Tritt ein Infektionsfall ein, werden alle Gäste dieser Einrichtung beziehungsweise Veranstaltung informiert, die sich zur betreffenden Uhrzeit dort aufgehalten haben. Parallel werden die Gesundheitsämter informiert, die dann automatisch Zugriff auf die Daten der übrigen Gäste haben. Damit kann die aufwendige und fehleranfällige Zettelwirtschaft vermieden werden.
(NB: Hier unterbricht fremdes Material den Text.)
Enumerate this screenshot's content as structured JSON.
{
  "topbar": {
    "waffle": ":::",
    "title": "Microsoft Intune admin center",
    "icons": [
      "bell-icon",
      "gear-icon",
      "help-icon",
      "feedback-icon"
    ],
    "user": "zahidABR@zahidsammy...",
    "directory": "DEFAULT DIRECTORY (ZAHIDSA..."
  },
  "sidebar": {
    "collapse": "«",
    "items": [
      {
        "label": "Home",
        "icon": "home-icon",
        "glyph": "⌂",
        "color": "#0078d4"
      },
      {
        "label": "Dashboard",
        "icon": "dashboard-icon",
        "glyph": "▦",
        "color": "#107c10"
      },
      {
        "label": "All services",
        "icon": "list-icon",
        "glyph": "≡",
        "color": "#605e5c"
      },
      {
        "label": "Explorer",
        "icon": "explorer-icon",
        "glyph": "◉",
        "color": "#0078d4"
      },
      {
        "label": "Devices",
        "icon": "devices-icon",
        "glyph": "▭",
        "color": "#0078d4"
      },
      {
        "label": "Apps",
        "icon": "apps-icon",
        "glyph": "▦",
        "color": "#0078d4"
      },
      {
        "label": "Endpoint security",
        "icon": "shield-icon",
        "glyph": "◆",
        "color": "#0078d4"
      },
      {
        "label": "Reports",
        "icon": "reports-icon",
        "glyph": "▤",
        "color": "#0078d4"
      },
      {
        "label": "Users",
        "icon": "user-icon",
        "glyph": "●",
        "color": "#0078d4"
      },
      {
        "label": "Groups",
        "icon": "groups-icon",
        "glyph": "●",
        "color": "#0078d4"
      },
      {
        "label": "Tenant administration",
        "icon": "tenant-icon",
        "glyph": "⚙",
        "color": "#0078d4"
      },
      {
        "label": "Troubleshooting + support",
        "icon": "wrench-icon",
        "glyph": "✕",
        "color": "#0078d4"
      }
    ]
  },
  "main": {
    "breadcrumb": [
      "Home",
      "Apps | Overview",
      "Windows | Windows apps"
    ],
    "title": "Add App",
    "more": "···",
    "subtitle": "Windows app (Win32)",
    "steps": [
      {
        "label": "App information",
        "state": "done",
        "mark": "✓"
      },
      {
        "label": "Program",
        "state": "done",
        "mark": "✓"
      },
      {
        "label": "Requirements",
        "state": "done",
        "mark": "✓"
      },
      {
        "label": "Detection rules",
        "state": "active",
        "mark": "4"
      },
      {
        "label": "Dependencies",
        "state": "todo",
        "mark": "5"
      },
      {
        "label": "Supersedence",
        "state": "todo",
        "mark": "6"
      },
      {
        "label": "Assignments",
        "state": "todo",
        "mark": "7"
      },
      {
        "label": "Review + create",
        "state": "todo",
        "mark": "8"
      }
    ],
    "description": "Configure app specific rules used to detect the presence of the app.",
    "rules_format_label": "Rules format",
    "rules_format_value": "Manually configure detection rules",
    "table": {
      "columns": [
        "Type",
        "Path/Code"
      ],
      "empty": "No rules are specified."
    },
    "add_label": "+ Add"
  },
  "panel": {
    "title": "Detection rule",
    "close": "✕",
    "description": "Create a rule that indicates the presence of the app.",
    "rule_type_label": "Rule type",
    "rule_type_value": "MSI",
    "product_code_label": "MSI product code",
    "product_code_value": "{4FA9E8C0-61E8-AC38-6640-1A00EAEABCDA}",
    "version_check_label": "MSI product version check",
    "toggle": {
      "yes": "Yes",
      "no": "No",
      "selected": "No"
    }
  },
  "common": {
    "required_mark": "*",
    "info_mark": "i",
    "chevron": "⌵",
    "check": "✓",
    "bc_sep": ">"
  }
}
Das Ministerium für Soziales und Integration des Landes Baden-Württemberg prüft derzeit, ob ein Rahmenvertrag für die Gesundheitsämter zur flächenhaften Nutzung der Luca-App in Baden-Württemberg abgeschlossen werden kann. Schon bevor die App landesweit ausgerollt wird, können Regionen die App testen.
Der Landesbeauftragte für Datenschutz hat der Luca-App bereits Mitte Februar bescheinigt, einen hohen Datenschutzstandard zu erfüllen. Derzeit testen mehrere Pilotlandkreise die App, darunter nun auch der Rems-Murr-Kreis.